The core dump is due to libgfapi not checking for a NULL return value when the server fails to accept the connection because the calling port number is not within the trusted range.  The fix referenced in comment #8 handles the NULL return value, but does not provide a mechanism for ensuring that connections are made.  The connection will still fail, but smbd will not crash.

The work-around allowing clients to connect using non-privileged ports should work and should be applied for all connections via localhost.  We should also verify that the SO_REUSEADDR option is set on the client ports (though I believe that this is already the case).

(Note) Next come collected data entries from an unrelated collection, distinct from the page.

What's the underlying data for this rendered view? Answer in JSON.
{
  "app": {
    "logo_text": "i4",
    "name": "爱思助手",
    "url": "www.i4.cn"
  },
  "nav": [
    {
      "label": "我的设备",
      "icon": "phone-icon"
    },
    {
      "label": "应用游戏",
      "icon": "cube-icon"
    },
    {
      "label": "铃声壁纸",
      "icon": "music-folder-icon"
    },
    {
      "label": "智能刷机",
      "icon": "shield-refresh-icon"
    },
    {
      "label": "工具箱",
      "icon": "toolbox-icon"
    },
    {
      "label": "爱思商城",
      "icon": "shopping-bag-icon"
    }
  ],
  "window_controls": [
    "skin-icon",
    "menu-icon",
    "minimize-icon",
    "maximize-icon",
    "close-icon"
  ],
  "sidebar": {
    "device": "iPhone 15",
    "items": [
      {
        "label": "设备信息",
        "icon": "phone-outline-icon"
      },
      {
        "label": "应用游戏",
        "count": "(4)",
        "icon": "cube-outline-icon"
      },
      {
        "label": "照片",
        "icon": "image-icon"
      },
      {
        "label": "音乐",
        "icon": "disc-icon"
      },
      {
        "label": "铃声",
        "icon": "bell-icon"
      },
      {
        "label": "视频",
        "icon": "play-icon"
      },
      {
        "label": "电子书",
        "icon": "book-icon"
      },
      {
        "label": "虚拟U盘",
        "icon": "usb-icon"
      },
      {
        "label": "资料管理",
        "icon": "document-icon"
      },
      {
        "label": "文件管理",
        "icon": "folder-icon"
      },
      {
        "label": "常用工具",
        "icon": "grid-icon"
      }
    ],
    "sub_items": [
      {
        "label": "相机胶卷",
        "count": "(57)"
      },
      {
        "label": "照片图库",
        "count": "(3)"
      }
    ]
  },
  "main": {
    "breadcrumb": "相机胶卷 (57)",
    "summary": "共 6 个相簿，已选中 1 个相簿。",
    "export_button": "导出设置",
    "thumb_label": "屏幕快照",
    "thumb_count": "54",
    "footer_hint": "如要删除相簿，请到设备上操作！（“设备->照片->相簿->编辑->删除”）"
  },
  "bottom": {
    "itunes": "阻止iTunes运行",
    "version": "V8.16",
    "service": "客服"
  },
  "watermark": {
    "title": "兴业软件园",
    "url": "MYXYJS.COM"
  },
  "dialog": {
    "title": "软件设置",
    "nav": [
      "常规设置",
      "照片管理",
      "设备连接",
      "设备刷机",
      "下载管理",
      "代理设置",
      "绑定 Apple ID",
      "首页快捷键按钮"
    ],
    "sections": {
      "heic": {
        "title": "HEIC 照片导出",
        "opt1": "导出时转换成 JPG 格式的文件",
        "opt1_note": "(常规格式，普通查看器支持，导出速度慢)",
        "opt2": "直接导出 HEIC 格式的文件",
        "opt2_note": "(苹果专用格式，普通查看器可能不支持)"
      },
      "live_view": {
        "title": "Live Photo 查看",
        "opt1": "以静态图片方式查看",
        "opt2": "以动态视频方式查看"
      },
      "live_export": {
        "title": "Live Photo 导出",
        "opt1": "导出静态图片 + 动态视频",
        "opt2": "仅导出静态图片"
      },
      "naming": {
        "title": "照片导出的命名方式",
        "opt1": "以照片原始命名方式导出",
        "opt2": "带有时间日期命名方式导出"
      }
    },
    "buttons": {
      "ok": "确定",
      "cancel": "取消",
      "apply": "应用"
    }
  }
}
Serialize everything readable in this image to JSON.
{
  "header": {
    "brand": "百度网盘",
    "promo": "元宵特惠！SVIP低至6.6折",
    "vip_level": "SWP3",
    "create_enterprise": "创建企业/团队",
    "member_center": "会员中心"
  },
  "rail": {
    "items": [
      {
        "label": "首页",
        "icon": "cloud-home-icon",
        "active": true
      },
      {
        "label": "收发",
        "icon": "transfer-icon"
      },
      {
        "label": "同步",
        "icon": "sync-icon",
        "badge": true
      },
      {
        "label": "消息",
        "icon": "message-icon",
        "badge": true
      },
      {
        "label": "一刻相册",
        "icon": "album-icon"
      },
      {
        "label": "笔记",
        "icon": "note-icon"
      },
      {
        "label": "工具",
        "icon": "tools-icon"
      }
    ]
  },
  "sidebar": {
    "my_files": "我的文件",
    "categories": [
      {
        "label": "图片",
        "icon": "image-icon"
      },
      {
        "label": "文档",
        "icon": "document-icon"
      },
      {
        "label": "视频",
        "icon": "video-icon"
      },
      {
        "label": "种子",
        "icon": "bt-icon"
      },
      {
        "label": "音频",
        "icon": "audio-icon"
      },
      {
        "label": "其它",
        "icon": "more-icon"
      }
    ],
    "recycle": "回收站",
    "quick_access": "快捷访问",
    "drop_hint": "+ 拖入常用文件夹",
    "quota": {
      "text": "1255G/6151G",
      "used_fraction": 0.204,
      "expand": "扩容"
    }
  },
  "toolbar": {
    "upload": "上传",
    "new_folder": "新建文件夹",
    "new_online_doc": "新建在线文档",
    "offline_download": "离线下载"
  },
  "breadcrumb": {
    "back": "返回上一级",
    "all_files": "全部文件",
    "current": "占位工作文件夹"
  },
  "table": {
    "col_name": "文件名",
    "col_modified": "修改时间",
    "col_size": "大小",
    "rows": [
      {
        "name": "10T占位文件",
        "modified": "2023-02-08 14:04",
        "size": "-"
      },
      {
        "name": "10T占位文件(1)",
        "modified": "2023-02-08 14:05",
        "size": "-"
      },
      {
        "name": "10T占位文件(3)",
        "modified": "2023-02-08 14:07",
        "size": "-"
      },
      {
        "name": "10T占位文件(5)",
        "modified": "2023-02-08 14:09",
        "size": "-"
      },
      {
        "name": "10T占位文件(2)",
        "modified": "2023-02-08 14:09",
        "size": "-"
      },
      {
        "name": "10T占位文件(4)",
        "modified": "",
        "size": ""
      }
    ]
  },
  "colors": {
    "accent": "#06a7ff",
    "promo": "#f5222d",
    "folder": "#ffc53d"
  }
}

Comment 10 Ujjwala 2013-08-07 07:05:19 UTC
Tested it on the following build -
glusterfs 3.4.0.15rhs built on Aug  4 2013 22:34:15
samba-glusterfs-3.6.9-156.2.el6rhs.x86_64
I don't see any smbd core files.

Comment 13 Scott Haines 2013-09-23 22:32:16 UTC
Since the problem described in this bug report should be resolved in a recent advisory, it has been closed with a resolution of ERRATA. 

For information on the advisory, and where to find the updated files, follow the link below.

If the solution does not work for you, open a new bug report.

http://rhn.redhat.com/errata/RHBA-2013-1262.html